On May 8, 2024 Paytm’s share price hit a nadir of 317.45 Indian rupees (INR), equivalent to US$3.80. The Indian fintech giant’s stock has fallen about 54% in value over the past year and 79% since its November 2021 IPO.

While India’s fintech market remains full of low-hanging fruit, and Paytm still has time to get back on the right track, it is undeniable that one of the subcontinent’s most prominent fintech companies faces some serious challenges. Fundamental questions exist about the viability of its business model, especially with the demise of its payments bank and its inability to reach profitability after 15 years of operation.

Lending Travails

Ever since its investors got cold feet about growth-first development – and all the cash that was being burned – Paytm has been scrambling to prove it has a viable business model that in the long term can ensure profitability. Integral to the company’s strategy is lending because of its high margins. While Paytm does not have the requisite licenses to directly provide loans to customers, it can do so through its network of banking partners.

Paytm’s trouble with loans started in December when the Reserve Bank of India (RBI) tightened rules on consumer lending. At the time, Paytm said it would reduce sub-50,000-rupee (about US$600) loans but increase its portfolio of high-ticket personal and commercial loans. Paytm said that it expected a 40%-50% drop in volume of loans it issues through post-paid product, but a minimal impact on revenue growth.

Analysts were not convinced. Goldman Sachs
Goldman Sachs
said at the time that Paytm would not swing to a profit until the 2025-26 fiscal year. Previously, the investment bank expected Paytm would be profitable in the 2024-2025 fiscal year.

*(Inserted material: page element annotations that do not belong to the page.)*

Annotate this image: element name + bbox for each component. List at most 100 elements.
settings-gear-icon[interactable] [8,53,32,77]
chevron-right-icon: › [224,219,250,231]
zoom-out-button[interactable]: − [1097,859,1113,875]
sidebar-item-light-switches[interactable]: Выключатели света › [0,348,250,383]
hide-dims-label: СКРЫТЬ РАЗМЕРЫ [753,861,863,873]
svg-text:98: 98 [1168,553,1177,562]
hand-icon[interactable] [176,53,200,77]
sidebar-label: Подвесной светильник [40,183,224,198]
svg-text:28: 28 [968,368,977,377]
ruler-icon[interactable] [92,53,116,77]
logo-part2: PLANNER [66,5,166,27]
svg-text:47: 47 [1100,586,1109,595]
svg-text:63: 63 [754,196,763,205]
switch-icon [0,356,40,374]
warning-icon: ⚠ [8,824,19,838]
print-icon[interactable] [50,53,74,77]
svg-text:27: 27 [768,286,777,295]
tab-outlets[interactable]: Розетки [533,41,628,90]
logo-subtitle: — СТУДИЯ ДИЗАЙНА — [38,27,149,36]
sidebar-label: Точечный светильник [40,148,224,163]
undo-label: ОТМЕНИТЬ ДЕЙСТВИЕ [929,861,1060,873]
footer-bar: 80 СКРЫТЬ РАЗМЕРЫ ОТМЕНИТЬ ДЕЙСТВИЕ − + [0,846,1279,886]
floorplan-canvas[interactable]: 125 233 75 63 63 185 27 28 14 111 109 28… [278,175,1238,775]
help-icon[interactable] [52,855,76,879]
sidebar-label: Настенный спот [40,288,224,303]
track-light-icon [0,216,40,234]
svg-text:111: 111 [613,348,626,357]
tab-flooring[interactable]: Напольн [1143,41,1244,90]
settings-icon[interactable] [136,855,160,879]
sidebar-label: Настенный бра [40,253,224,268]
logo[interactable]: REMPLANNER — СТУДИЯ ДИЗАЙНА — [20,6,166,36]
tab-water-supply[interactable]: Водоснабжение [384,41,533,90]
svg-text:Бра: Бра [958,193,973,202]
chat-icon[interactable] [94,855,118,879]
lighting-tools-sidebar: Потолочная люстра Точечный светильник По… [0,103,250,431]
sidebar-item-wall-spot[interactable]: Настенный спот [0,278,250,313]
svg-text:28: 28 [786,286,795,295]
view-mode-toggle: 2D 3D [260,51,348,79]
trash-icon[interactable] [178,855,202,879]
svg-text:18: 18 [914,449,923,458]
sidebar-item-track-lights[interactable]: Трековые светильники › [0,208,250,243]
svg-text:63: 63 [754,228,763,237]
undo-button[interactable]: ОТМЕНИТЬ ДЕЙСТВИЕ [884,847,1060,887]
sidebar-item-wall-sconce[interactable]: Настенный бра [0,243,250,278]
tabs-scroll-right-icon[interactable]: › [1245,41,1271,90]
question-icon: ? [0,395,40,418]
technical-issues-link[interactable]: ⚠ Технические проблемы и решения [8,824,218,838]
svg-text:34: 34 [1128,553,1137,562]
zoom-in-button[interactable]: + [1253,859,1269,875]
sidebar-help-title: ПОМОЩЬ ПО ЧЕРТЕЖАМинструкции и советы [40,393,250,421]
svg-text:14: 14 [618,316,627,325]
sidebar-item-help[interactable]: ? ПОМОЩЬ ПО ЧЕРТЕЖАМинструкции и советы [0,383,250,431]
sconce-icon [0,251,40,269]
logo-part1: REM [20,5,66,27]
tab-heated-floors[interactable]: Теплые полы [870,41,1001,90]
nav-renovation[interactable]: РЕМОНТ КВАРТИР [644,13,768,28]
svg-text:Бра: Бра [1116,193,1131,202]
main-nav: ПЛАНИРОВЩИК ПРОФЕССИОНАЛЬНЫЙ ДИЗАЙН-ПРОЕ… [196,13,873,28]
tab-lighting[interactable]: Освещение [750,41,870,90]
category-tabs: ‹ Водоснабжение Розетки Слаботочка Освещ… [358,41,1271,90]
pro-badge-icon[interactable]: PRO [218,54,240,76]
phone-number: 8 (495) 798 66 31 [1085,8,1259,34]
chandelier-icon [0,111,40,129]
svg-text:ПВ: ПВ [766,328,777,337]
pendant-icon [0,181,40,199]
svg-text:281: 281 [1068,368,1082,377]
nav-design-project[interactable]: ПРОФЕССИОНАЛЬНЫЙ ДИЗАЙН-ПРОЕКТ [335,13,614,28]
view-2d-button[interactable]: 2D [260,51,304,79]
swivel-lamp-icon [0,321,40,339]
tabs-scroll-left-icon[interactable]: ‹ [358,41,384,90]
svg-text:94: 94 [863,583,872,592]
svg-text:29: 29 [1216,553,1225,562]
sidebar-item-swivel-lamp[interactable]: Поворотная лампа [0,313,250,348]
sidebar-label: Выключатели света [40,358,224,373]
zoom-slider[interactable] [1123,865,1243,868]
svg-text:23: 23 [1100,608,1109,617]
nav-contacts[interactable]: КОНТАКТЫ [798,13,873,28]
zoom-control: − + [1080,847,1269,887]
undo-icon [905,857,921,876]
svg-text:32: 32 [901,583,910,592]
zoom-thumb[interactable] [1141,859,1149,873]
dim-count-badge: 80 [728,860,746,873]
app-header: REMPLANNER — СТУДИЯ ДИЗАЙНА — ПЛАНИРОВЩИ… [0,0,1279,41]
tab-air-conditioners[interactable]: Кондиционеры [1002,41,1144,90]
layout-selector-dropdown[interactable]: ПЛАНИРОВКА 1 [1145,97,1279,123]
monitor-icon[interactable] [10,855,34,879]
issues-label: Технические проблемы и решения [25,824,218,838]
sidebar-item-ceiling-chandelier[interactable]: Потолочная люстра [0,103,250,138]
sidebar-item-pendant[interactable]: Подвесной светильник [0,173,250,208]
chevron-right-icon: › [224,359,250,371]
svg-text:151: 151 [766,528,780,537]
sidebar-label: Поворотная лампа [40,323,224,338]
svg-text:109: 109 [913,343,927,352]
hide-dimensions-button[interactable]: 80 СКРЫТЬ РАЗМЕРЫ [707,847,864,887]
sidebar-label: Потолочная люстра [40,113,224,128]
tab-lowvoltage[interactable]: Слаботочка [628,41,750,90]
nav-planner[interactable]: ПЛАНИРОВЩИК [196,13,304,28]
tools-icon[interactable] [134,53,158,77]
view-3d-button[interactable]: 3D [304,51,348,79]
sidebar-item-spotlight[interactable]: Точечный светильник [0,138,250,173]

Meanwhile, earlier this week, Paytm refuted reports that suggesting that its lending partners had invoked loan guarantees provided by the company due to customer repayment defaults. Paytm said that it does not offer loan guarantees to its lending partners, adding in a statement that “claims about invoking loan guarantees due to repayment defaults by our partnered lenders are inaccurate.”

Leadership Shake-Up

Another sign of the ongoing challenges at Paytm is the shuffling of the company’s leadership. In a May 4 statement, the Indian fintech giant said that it is expanding its leadership team to build “a large and profitable payment and financial services distribution business.” To that end, Paytm said that that its president and chief operating officer Bhavesh Gupta, who had been overseeing payments and lending, had resigned to move to an advisory position. The company said Gupta is taking a career break “for personal reasons.” It is unclear who will replace him.

Gupta has not mentioned if the debacle with Paytm Payments Bank had anything to do with his departure, but it is hard to believe the two issues are unrelated. After all, he was in charge of payments.

Meanwhile, Rakesh Singh was recently appointed as head of Paytm Money Ltd, the fintech giant’s wealth management subsidiary. Singh is a financial services sector veteran who previously served as CEO of the stock broking business at Fisdom and has held key management positions with ICICI Securities and Standard Chartered Bank.

There have been several other notable management changes at Paytm in recent months. In January, Paytm Payments Bank’s MD and CEO Surinder Chawla resigned, while founder and CEO Vijay Shekhar Sharma stepped down as the non-executive chairman of the bank’s board in February. In March, Paytm’s senior vice president of business Praveen Sharma left the company.

Upcoming Earnings

To be sure, there are still reasons to be optimistic about Paytm’s future. In quarter ended Dec. 2023, Paytm posted an operating profit – which the company defines as core profit before cost of employee stock options – for the fifth consecutive quarter. The figure was 2.19 billion INR, a significant improvement over 310 million INR during the same period a year earlier. Consolidated revenue, meanwhile, increased 38% to 28.5 billion rupees, with its payments business contributing 61% to the total.

However, Paytm posted those numbers before the RBI’s new lending restriction and the implosion of its payments bank. It is likely that the company’s performance in the March quarter will reflect these negative developments.

Paytm usually reports its earnings for the March quarter in May (last year it reported them on May 5), though it has yet to announce a date for 2024. Given the travails of recent months, investors will be looking for some reasons to be optimistic about its path to profitability when it does.